Figure 3: OCT findings after stentablation: longitudinal view with stent-rendering

On the basis of these findings, after the angiographical evidence of the optimal expansion of a 3.0 non-compliant balloon, we provided to implant two zotarolimus-eluting stents of 3.0 mm and 4.0 mm diameter along left-main-proximal LAD-proximal D1, with an optimal angiographical result. Finally, the OCT analysis showed satisfactory expansion and apposition of the stents (Figure 4), through the distal part of the arterial graft, the D1 provided to the perfusion of the Cx.

interventional-cardiology-Final-OCT

Figure 4: Final OCT findings.

Discussion

This case presented several challenging aspects.
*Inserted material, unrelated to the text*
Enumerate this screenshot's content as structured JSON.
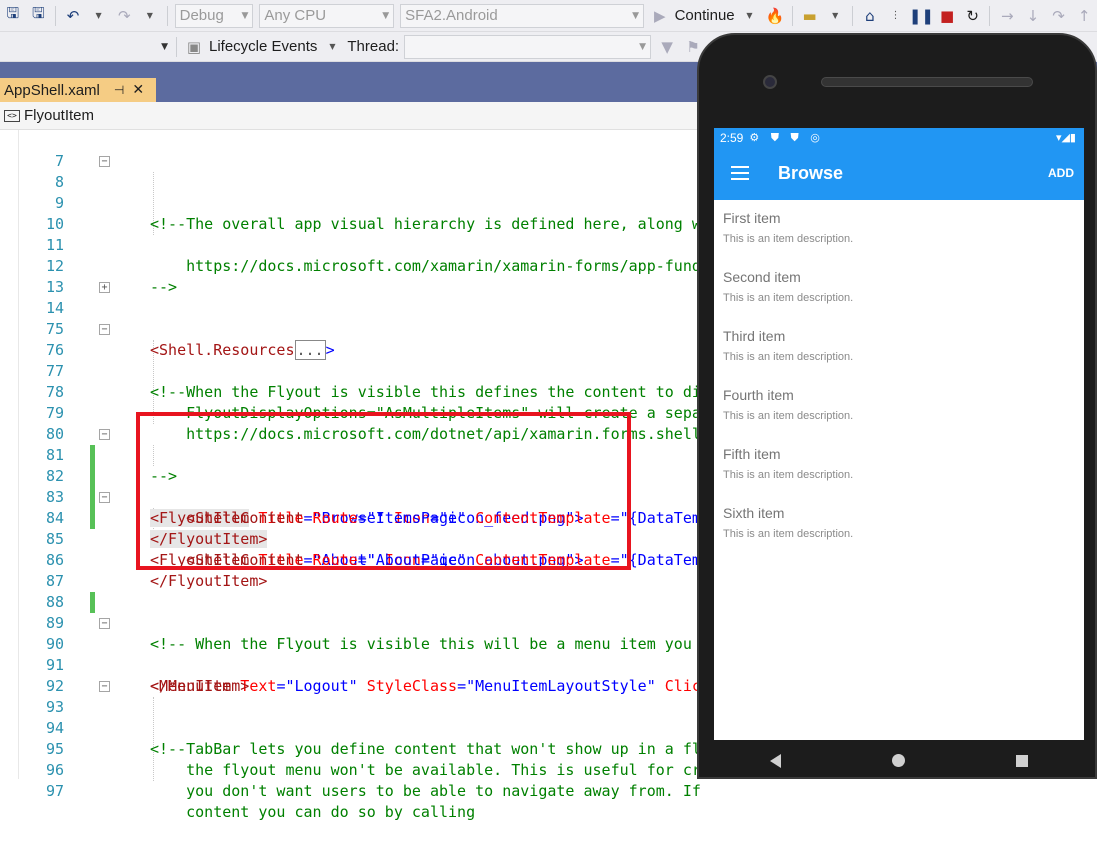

After a suboptimal result of the first percutaneous coronary intervention (PCI), with a combination of sub expansion and malapposition, the stent-ablation allowed to correct this situation and, at the same time, to obtain the plaque modification necessary for the subsequent optimal stent implantation. In this specific setting, the malapposition proximal to the sub expansion determined an increased risk of burr entrapment during the stent ablation; for this reason, we provided to the distal positioning of the wire by a knuckle-shaped tip, in order to ensure a correct position of the wire in the lumen of the stents.

It was remarkable the evidence of the proximal migration of ablated struts, as a consequence of the stent malapposition (in absence of neo-inthimal proliferation), and the necessary maneveuring of the burr; in this contest the OCT ausilium (powered by the software for the rendering of the metallic struts) allowed without any doubt the correct identification of this potential dangerous feature, and determined a change in the procedural strategy, with the implantation of a further stent along left-main-proximal LAD to crush and entrap the embolized struts.
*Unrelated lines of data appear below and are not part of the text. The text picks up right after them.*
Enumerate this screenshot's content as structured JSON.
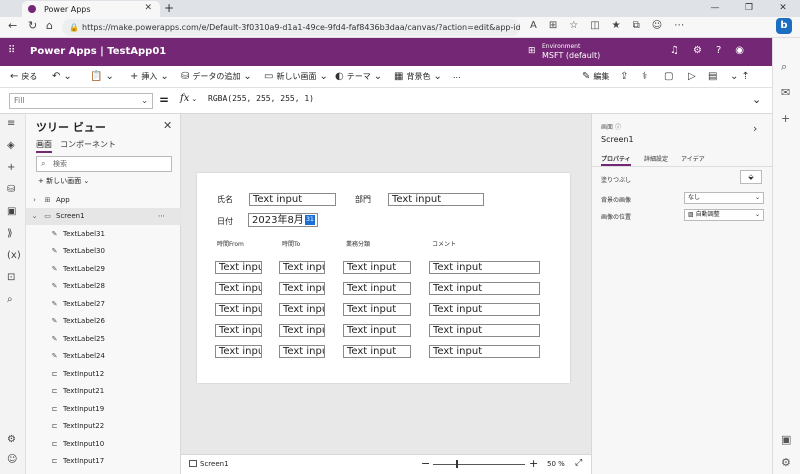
{
  "browser": {
    "tab_title": "Power Apps",
    "url": "https://make.powerapps.com/e/Default-3f0310a9-d1a1-49ce-9fd4-faf8436b3daa/canvas/?action=edit&app-id=/providers/Micros...",
    "reader_label": "A",
    "bing_label": "b"
  },
  "header": {
    "app_title": "Power Apps  |  TestApp01",
    "env_caption": "Environment",
    "env_name": "MSFT (default)"
  },
  "commands": {
    "back": "戻る",
    "insert": "挿入",
    "add_data": "データの追加",
    "new_screen": "新しい画面",
    "theme": "テーマ",
    "background": "背景色",
    "more": "...",
    "share": "編集"
  },
  "formula_bar": {
    "property": "Fill",
    "equals": "=",
    "fx": "fx",
    "formula": "RGBA(255, 255, 255, 1)"
  },
  "tree": {
    "title": "ツリー ビュー",
    "tab_screens": "画面",
    "tab_components": "コンポーネント",
    "search_placeholder": "検索",
    "new_screen": "新しい画面",
    "items": [
      {
        "label": "App",
        "icon": "app-icon"
      },
      {
        "label": "Screen1",
        "icon": "screen-icon"
      },
      {
        "label": "TextLabel31",
        "icon": "label-icon"
      },
      {
        "label": "TextLabel30",
        "icon": "label-icon"
      },
      {
        "label": "TextLabel29",
        "icon": "label-icon"
      },
      {
        "label": "TextLabel28",
        "icon": "label-icon"
      },
      {
        "label": "TextLabel27",
        "icon": "label-icon"
      },
      {
        "label": "TextLabel26",
        "icon": "label-icon"
      },
      {
        "label": "TextLabel25",
        "icon": "label-icon"
      },
      {
        "label": "TextLabel24",
        "icon": "label-icon"
      },
      {
        "label": "TextInput12",
        "icon": "input-icon"
      },
      {
        "label": "TextInput21",
        "icon": "input-icon"
      },
      {
        "label": "TextInput19",
        "icon": "input-icon"
      },
      {
        "label": "TextInput22",
        "icon": "input-icon"
      },
      {
        "label": "TextInput10",
        "icon": "input-icon"
      },
      {
        "label": "TextInput17",
        "icon": "input-icon"
      }
    ]
  },
  "canvas": {
    "label_name": "氏名",
    "label_dept": "部門",
    "label_date": "日付",
    "input_name": "Text input",
    "input_dept": "Text input",
    "date_value": "2023年8月",
    "col_from": "時間From",
    "col_to": "時間To",
    "col_category": "業務分類",
    "col_comment": "コメント",
    "grid_input": "Text input"
  },
  "statusbar": {
    "screen": "Screen1",
    "zoom": "50  %"
  },
  "right_panel": {
    "caption": "画面",
    "name": "Screen1",
    "tab_properties": "プロパティ",
    "tab_advanced": "詳細設定",
    "tab_ideas": "アイデア",
    "fill_label": "塗りつぶし",
    "bg_image_label": "背景の画像",
    "bg_image_value": "なし",
    "image_pos_label": "画像の位置",
    "image_pos_value": "自動調整"
  }
}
In the evolution of percutaneous coronary interventions (PCI), the introduction of imaging systems contributes to provide clinically useful information on lesion significance, plaque risk burden and to optimize stent implant and prevent/manage periprocedural adverse events (restenosis, thrombosis, embolization) related to its position.

Optical coherence tomography (OCT) is a novel invasive imaging technique that produces high resolution intracoronary images. Its general principle of operation is similar to intravascular ultrasonography (IVUS); however, OCT uses infrared light, not ultrasounds. OCT (with an axial resolution of 10-20 micron whereas it is typically only 100-200 micron with IVUS) is the gold standard to evaluate the results of coronary stenting in terms of expansion, apposition and edge dissections [5].
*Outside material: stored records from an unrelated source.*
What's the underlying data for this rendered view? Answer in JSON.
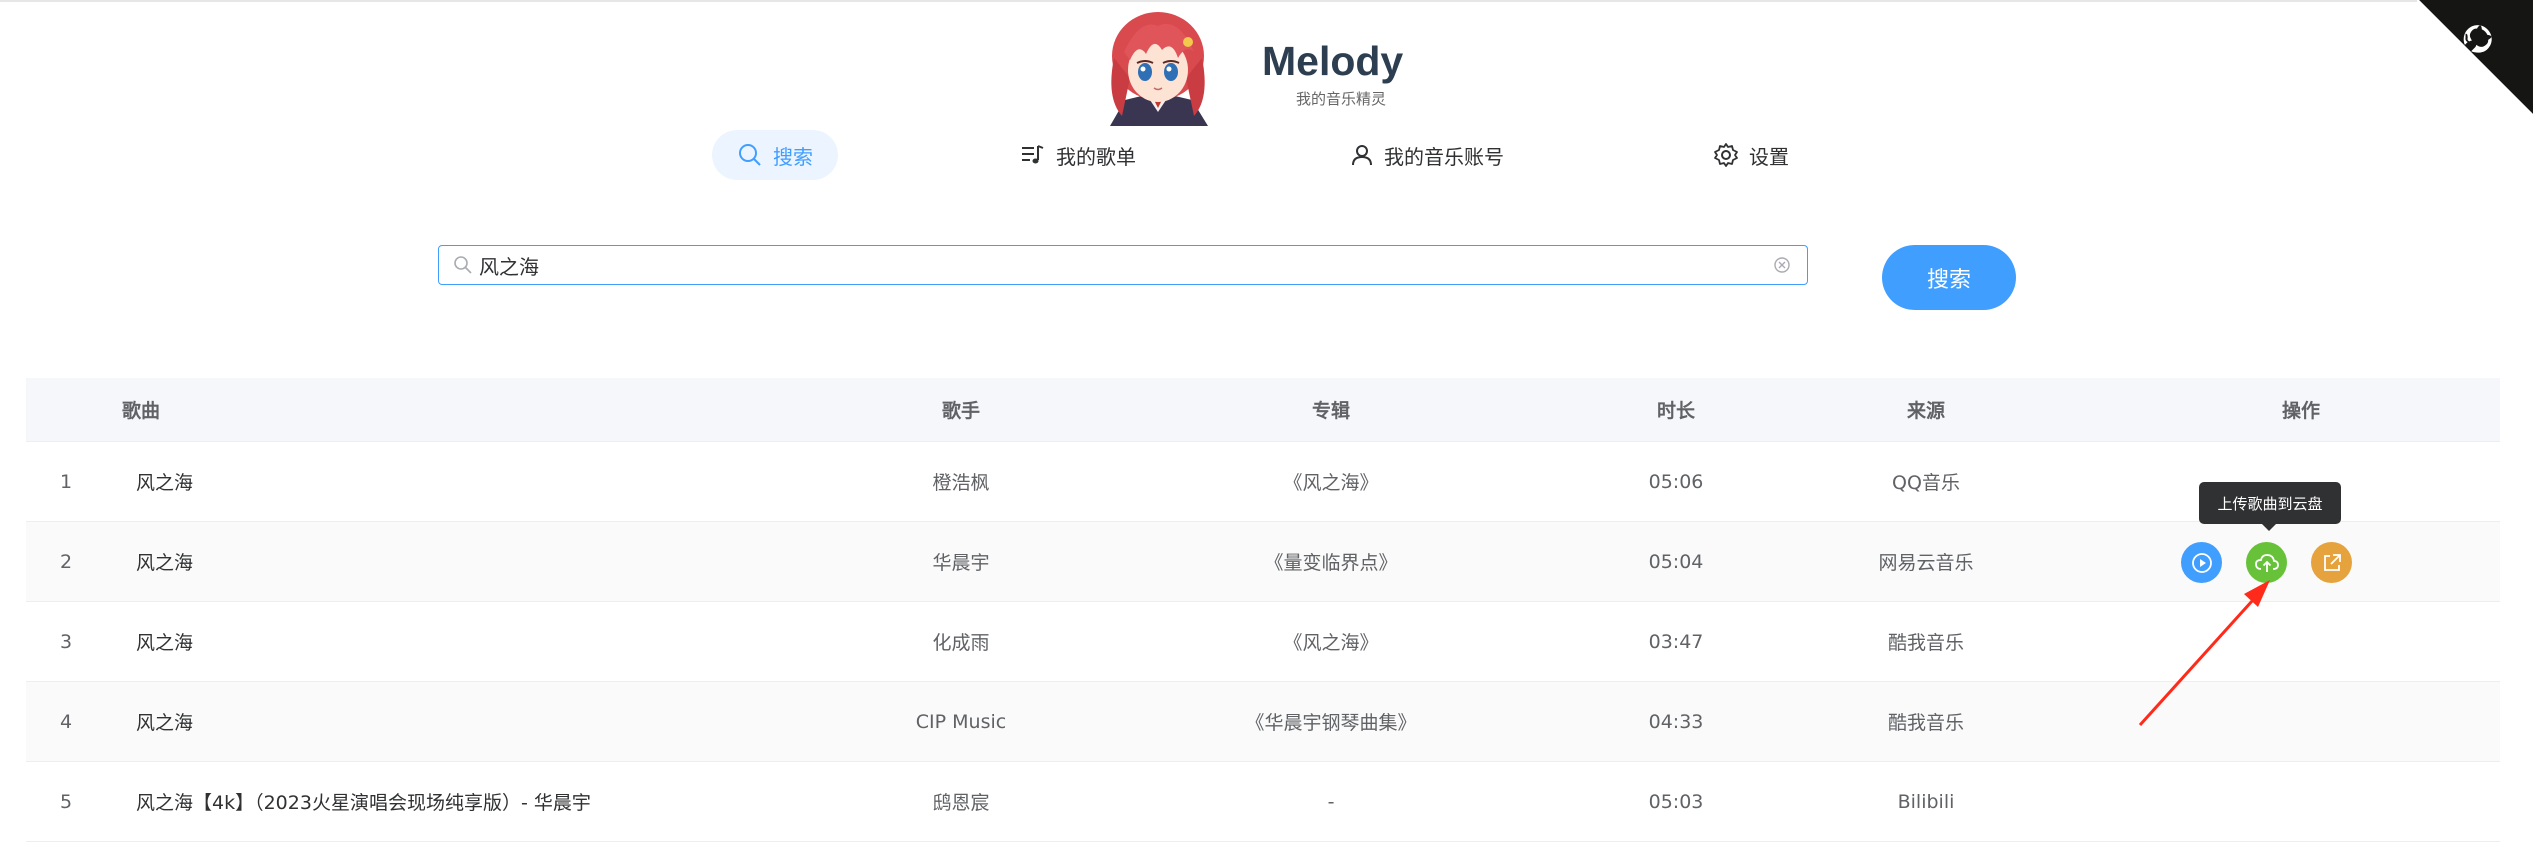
{
  "app": {
    "title": "Melody",
    "subtitle": "我的音乐精灵"
  },
  "nav": [
    {
      "label": "搜索",
      "icon": "search-icon",
      "active": true
    },
    {
      "label": "我的歌单",
      "icon": "playlist-icon",
      "active": false
    },
    {
      "label": "我的音乐账号",
      "icon": "user-icon",
      "active": false
    },
    {
      "label": "设置",
      "icon": "gear-icon",
      "active": false
    }
  ],
  "search": {
    "value": "风之海",
    "placeholder": "",
    "button_label": "搜索"
  },
  "table": {
    "headers": {
      "song": "歌曲",
      "singer": "歌手",
      "album": "专辑",
      "duration": "时长",
      "source": "来源",
      "actions": "操作"
    },
    "rows": [
      {
        "index": "1",
        "song": "风之海",
        "singer": "橙浩枫",
        "album": "《风之海》",
        "duration": "05:06",
        "source": "QQ音乐"
      },
      {
        "index": "2",
        "song": "风之海",
        "singer": "华晨宇",
        "album": "《量变临界点》",
        "duration": "05:04",
        "source": "网易云音乐"
      },
      {
        "index": "3",
        "song": "风之海",
        "singer": "化成雨",
        "album": "《风之海》",
        "duration": "03:47",
        "source": "酷我音乐"
      },
      {
        "index": "4",
        "song": "风之海",
        "singer": "CIP Music",
        "album": "《华晨宇钢琴曲集》",
        "duration": "04:33",
        "source": "酷我音乐"
      },
      {
        "index": "5",
        "song": "风之海【4k】（2023火星演唱会现场纯享版）- 华晨宇",
        "singer": "鸱恩宸",
        "album": "-",
        "duration": "05:03",
        "source": "Bilibili"
      }
    ],
    "hover_row_actions": [
      "play-icon",
      "cloud-upload-icon",
      "external-link-icon"
    ]
  },
  "tooltip": {
    "text": "上传歌曲到云盘"
  },
  "colors": {
    "accent": "#409eff",
    "success": "#67c23a",
    "warning": "#e6a23c",
    "annotation": "#ff2a1a"
  }
}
At the same time, OCT is a useful tool to guide the procedures, especially the more complex, and to identify possible dangerous points. In literature there is only one case of OCT-guided stentablation [6]; no similar finding of migration of part of the ablated stent (with OCT evidence) are reported.

Conclusion

In conclusion, as emerged by the review of the literature, the stent-ablation represents an interesting and readily available opportunity to fix a suboptimal result of the coronary stenting. In this setting, the intracoronary imaging by OCT is an essential tool for a deep analysis in order of procedural planning, with comprehension of potential critical points; obviously, the intracoronary imaging allows to document an optimal result (in terms of expansion and apposition of the struts, and individuation of residual edge dissection), fundamental after similar highrisk PCI with controversial mid-term outcomes. Randomized trials, although of paramount importance in the evidence-based medicine era, are difficult to achieve in this niche setting; the report of case series, present in literature, provide precious sorces of data and experiences.